Another important factor to consider is that almost all of these casualty insurers are foreign insurers (i.e., insurers domesticated and domiciled in another state) and, as such, they do not make their corporate decisions based primarily on their Arizona experience, but rather, on their national operation as a whole. A perfect example of this was St. Paul Insurance Company's (previously, the country's largest MM insurer) decision to exit the MM market on a national basis, notwithstanding its particular loss history in Arizona. Foreign insurers will always exit and enter a particular market, or line of insurance, based on many more considerations than whether a particular state is, or is not, attractive. Often Arizona will have little, if any, input regarding these insurers' national decisions. Insurers often make exit decisions giving little warning, or without informing the regulators (in the states in which they are transacting insurance) and, often, without any apparent regard to the consequences to the physicians whose policies are suddenly cancelled or not renewed.

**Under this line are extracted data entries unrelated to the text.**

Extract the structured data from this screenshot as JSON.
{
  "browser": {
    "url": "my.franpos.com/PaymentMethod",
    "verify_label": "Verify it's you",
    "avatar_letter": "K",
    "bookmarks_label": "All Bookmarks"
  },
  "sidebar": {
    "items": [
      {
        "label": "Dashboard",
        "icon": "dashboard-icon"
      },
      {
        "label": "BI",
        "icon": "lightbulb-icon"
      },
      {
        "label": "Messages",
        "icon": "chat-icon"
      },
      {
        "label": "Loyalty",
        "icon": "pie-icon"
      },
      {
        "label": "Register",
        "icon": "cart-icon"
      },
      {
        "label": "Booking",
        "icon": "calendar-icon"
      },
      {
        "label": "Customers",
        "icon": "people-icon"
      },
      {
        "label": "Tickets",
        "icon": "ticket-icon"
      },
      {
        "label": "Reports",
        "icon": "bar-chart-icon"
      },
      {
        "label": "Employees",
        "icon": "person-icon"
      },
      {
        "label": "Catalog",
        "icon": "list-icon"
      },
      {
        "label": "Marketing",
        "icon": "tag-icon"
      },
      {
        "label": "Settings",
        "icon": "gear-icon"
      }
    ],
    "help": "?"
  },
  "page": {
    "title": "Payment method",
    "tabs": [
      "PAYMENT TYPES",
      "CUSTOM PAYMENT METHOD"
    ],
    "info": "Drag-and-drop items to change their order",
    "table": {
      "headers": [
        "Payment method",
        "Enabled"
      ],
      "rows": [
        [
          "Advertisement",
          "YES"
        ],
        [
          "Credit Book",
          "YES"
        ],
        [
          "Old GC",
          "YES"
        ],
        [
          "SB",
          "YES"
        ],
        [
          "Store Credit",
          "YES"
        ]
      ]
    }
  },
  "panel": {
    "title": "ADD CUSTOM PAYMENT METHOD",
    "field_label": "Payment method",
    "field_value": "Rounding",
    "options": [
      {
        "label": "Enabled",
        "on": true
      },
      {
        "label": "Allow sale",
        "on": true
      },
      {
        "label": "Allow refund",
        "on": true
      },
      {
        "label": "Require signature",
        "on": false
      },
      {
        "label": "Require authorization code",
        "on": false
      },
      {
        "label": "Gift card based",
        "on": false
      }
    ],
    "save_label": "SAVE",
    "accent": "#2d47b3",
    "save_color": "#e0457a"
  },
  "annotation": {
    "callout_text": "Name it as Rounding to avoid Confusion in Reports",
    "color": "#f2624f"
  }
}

Q: Does the ADOI meet with other state DOI's? If yes, where does medical liability insurance rank on list of concerns?

A: The director attends the National Association of Insurance Commissioner's (NAIC) quarterly meetings, which commonly include discussions regarding regulatory options to address the MM crisis and MM ranks high on this department's list of concerns. The recent NAIC report entitled the "Medical Malpractice Insurance Report: A Study of Market Conditions and Potential Solutions to the Recent Crisis" presents a comprehensive report on these issues. A copy of this 164 page report is available on the NAIC's web site (www.naic.org).

Q: Does the ADOI see medical liability insurance-availability and affordability-as a key concern?

A: Absolutely, as evidenced by the numerous meetings that the director has had with interested parties throughout 2004 and continuing into 2005. She is constantly seeking answers, suggestions, and ideas that will help alleviate the situation in our state.